Six years ago, for example, all but 3,000 of the 20,000 teacher pink slips that went out statewide were rescinded.
O'Connell, who donned a pink tie for an appearance Friday at a school in San Jose, Allen At Steinbeck K-8, said it is unlikely that tens of thousands of teachers would be let go.
Still, he said, with so huge a budget gap to fill, schools would probably increase class sizes, reduce library hours and lose counselors.
And if voters do not approve the state spending package that will be the subject of a special election in May, schools would have to cut even more deeply and be unable to avert mass layoffs, O'Connell said.
"The cuts we are experiencing in public education are debilitating. These cuts have real consequences for real students," he said.
O'Connell, a Democrat who is considering a run for governor next year, said the dispiriting cycle would continue until state officials find a long-term and reliable way to pay for schools.
W. Norton Grubb, the director of a principal training program at the University of California, Berkeley and the author of "The Money Myth: School Resources, Outcomes, and Equity," says years of uncertainty take their toll on schools even when layoffs do not come to pass.
"What is happening in these schools when the pink slips go out is everything stops, everyone is discouraged, everyone is busy worrying whether the money will come through, and all the efforts to get schools going basically grinds to a halt and remains ground to a halt for the rest of the spring," Grubb said. "A state that has these kind of crises year after year is really doing a poor job of planning."
Teachers, students and parents at Alhambra High School, in the eastern Los Angeles suburb of Alhambra, were familiar with the Pink Friday routine from previous years. Some parents dropping off their children at school had pink paper taped to their car windows or honked to show their support for the 40 teachers who stood outside in pink wigs, bows and T-shirts.
Justin Li, a 17-year-old senior, photographed the protest for the school paper. The effects of the budget cuts have been noticeable, he said.
"We are seeing teachers being laid off year after year and we want to do something, because all the good teachers are leaving and more and more classes are being cut," Li said. "Teachers work too hard to lose their jobs."
The Alhambra district's budget has been cut by $6 million this school year and 38 teachers have received layoff notices, said Rosalyn Collier, vice president of the Alhambra Teachers Association.
"The cuts have left no wiggle room in the master schedule for the fall. Every class will be at 36 students and no less," said Kathleen Tar, an English teacher for 33 years. "So, if we have honors classes that do not meet 36, those classes will go away."
This week was the third time Steve Chambers, 47, a 5th-grade teacher at Allen At Steinbeck K-8 School in San Jose, has gotten a pink slip, but this is the first time that he has been truly worried. The economy is so bad everywhere, he has little confidence he would be able to get a teaching job elsewhere.

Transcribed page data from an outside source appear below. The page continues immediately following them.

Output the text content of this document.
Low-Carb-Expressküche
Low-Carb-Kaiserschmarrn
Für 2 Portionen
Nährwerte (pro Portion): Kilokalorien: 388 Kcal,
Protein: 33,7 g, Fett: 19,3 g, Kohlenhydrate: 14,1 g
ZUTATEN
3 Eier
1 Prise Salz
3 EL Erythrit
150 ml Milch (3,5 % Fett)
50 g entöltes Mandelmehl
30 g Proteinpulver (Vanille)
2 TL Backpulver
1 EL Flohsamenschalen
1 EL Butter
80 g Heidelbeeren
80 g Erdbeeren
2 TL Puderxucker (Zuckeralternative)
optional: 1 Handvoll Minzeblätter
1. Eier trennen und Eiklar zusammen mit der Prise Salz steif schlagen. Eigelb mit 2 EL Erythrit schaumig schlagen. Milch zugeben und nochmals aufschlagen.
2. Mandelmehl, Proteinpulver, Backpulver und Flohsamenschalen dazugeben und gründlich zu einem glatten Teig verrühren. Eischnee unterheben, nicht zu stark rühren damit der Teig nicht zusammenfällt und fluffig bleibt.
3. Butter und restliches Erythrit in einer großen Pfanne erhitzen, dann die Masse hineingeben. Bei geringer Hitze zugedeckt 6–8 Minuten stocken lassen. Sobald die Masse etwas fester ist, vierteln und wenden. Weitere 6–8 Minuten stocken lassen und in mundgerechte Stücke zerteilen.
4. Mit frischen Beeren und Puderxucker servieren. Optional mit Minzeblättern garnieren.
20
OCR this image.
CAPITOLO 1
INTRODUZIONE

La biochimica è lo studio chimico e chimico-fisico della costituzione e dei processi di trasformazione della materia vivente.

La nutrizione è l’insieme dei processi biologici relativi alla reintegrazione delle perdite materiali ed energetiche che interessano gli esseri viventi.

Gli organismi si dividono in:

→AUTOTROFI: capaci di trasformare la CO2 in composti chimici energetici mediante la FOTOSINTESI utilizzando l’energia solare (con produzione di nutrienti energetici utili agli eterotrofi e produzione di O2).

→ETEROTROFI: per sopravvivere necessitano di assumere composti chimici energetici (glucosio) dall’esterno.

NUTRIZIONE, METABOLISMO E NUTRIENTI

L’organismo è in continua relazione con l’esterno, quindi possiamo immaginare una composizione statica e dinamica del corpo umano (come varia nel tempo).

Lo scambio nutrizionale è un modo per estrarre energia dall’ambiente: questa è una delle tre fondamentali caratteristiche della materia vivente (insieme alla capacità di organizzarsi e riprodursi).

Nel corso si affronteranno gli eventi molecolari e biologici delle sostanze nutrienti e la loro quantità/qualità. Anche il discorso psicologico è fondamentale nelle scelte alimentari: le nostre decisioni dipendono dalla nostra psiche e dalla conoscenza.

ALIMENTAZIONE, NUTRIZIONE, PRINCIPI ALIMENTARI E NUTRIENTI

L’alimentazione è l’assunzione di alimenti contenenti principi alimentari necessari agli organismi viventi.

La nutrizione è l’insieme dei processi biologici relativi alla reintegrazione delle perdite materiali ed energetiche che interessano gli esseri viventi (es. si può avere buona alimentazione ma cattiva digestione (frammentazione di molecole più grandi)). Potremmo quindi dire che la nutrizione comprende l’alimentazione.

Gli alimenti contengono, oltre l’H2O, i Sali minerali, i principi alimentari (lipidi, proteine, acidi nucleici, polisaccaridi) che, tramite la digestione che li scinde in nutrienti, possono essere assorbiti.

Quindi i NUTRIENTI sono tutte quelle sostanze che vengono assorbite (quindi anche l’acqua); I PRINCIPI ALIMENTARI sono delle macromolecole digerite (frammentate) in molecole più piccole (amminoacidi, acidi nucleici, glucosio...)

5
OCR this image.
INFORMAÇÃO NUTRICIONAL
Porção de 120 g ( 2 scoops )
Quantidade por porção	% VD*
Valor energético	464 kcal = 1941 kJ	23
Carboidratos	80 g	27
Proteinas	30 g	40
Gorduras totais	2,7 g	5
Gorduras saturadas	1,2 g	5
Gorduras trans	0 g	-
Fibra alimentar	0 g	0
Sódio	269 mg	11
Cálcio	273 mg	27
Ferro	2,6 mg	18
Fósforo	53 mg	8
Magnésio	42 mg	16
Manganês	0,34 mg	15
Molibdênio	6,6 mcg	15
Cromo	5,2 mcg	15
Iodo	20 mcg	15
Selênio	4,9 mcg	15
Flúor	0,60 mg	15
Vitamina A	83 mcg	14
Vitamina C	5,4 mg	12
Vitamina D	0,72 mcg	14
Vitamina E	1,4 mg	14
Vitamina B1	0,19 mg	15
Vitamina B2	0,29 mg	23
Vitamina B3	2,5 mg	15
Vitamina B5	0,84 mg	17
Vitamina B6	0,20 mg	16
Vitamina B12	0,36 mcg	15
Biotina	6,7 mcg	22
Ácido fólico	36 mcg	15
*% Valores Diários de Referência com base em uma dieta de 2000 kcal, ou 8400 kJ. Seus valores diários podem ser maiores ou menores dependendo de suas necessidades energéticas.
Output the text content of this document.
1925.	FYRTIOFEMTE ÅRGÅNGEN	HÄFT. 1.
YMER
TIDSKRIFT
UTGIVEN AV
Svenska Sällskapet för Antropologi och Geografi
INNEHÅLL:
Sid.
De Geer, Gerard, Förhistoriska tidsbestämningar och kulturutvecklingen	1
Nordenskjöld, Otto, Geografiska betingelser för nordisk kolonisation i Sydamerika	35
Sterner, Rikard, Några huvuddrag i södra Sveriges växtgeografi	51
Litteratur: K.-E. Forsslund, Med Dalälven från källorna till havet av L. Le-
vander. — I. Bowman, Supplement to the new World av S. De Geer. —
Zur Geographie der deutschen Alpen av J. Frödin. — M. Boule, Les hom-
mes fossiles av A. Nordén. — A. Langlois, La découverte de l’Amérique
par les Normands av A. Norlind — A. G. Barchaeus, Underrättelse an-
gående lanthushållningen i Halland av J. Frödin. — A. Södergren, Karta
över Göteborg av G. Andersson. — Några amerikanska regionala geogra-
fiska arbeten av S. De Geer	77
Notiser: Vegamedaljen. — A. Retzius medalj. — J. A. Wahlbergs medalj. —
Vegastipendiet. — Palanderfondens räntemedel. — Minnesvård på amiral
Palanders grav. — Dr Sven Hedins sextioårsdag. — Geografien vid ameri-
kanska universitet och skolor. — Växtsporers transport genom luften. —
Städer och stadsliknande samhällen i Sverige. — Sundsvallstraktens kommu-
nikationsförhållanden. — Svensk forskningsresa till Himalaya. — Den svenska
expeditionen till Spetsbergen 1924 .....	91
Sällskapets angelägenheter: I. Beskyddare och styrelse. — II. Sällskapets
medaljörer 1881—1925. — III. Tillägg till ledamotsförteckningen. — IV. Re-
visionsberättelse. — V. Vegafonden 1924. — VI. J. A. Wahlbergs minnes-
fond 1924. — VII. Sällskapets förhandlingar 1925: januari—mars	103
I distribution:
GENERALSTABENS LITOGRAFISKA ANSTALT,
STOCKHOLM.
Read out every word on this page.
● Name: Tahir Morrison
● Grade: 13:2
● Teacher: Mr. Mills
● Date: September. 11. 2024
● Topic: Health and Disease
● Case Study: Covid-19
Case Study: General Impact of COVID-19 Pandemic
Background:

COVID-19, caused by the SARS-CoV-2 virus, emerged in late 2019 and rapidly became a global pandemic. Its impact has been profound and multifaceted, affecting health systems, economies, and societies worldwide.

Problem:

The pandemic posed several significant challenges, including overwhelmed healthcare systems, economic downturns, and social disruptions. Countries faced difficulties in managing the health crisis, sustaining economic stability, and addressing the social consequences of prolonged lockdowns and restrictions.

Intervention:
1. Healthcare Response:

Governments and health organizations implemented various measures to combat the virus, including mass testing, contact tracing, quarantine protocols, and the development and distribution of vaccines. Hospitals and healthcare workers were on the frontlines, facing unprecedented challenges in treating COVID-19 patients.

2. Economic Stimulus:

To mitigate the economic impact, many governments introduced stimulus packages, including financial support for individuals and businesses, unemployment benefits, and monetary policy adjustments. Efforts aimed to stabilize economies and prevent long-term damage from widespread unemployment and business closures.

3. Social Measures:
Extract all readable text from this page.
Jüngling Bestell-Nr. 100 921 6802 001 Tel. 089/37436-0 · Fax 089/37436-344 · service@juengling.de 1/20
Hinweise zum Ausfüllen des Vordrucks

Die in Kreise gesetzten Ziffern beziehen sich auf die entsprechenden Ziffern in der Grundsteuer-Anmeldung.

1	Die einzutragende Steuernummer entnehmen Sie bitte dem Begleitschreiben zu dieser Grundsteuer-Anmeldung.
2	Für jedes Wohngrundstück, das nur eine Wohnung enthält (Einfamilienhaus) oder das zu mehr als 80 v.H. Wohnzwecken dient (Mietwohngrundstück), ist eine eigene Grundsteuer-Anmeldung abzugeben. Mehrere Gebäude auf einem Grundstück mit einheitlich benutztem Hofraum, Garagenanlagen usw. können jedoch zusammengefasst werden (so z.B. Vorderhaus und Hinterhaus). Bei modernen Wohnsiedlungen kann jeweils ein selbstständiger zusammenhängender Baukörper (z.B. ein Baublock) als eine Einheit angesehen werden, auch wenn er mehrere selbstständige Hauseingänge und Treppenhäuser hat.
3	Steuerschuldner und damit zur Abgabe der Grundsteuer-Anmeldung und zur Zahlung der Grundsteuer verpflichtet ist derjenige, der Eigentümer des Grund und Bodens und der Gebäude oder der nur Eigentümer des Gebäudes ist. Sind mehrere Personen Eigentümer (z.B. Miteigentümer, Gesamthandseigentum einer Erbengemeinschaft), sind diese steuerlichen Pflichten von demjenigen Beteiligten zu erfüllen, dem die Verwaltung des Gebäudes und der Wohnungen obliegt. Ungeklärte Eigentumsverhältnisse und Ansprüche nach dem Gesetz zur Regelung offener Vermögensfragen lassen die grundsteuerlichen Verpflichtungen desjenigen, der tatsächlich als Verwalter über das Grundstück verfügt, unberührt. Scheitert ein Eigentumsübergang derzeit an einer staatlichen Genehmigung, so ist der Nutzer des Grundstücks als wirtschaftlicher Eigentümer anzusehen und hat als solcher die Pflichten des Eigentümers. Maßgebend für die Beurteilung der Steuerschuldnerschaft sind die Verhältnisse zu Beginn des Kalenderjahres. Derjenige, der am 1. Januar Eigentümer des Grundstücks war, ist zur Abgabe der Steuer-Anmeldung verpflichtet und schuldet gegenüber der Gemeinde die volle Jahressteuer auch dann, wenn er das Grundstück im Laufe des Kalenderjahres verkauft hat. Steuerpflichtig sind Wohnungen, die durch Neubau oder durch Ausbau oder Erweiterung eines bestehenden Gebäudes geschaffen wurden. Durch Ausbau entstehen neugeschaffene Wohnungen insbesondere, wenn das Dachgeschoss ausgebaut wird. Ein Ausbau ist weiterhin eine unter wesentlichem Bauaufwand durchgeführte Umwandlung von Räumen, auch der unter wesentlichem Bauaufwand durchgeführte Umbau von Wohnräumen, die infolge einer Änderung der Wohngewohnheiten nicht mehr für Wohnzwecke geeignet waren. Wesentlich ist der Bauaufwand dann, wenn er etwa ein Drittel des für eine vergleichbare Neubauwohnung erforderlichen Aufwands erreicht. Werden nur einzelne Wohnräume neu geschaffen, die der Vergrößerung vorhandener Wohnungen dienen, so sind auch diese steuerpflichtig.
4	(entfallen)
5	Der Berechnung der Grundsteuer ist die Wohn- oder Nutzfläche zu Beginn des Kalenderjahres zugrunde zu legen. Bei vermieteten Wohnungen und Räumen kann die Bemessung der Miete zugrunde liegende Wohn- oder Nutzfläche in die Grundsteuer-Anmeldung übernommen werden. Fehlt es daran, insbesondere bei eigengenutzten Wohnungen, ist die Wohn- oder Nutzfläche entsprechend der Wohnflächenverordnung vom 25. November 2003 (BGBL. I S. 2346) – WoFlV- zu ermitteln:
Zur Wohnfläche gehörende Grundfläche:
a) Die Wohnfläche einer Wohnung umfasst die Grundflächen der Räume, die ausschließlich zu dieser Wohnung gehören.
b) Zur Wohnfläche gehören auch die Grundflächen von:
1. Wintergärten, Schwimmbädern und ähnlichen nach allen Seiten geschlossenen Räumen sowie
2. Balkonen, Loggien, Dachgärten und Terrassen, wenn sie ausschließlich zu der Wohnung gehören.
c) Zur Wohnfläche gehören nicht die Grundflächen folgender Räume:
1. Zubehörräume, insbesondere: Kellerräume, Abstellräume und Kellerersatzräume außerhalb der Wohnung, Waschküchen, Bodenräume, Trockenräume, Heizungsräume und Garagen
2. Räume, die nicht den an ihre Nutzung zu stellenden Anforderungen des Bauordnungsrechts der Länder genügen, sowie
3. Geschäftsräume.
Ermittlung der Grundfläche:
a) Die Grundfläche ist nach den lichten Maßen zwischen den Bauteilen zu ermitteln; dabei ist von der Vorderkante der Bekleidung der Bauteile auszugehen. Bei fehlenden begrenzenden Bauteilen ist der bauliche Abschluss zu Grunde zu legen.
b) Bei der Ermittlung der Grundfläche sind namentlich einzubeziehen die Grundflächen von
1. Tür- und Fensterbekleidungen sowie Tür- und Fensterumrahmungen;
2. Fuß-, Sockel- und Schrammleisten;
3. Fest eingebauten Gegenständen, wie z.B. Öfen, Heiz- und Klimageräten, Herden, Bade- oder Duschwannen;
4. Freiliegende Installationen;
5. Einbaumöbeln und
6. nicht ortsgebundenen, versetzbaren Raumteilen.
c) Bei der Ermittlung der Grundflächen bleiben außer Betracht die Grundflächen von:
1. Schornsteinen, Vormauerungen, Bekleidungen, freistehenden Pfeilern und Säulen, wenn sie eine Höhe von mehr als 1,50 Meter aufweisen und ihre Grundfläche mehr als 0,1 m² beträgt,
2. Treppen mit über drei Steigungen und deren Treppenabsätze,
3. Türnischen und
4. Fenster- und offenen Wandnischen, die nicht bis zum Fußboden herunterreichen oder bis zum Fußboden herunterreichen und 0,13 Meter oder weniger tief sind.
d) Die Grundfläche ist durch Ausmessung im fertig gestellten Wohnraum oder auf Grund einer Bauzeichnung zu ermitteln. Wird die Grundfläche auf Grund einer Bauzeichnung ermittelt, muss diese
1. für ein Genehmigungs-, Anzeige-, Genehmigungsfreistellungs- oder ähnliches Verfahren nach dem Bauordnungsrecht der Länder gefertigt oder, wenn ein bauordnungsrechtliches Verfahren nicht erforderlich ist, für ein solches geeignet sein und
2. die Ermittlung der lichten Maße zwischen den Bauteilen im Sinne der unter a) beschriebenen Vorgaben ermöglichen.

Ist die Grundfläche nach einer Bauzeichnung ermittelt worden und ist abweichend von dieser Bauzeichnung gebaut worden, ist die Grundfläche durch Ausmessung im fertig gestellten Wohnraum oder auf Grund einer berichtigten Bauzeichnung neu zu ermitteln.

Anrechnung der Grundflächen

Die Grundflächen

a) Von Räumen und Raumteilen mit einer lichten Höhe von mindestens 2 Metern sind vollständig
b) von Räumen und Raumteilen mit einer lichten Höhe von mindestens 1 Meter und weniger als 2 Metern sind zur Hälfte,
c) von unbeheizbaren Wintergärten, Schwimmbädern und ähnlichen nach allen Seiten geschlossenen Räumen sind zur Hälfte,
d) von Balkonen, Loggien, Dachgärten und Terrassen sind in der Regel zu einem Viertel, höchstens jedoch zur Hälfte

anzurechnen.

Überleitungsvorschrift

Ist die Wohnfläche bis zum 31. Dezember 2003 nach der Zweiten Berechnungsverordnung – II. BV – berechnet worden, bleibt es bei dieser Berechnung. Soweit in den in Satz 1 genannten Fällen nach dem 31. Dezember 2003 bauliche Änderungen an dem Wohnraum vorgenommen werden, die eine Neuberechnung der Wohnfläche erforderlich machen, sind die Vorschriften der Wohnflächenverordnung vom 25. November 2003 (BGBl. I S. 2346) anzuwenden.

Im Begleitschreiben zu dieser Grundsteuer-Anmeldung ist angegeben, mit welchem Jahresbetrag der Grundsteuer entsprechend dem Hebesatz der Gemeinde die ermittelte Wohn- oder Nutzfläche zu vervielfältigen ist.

"It's irritating, the fact that I am an eight-year veteran and I could be out of a job for a year," said Chambers, who brought his class to listen to O'Connell's remarks.
Besides Chambers, Principal Nico Flores gave pink slips to four other teachers, one of his vice principals and a counselor. Flores said San Jose is better off than many school districts because it already had a spending freeze and has a large reserve fund, but he's still nervous.
"It's like crying wolf, crying wolf, and then suddenly the wolf is really coming and no one is listening," he said.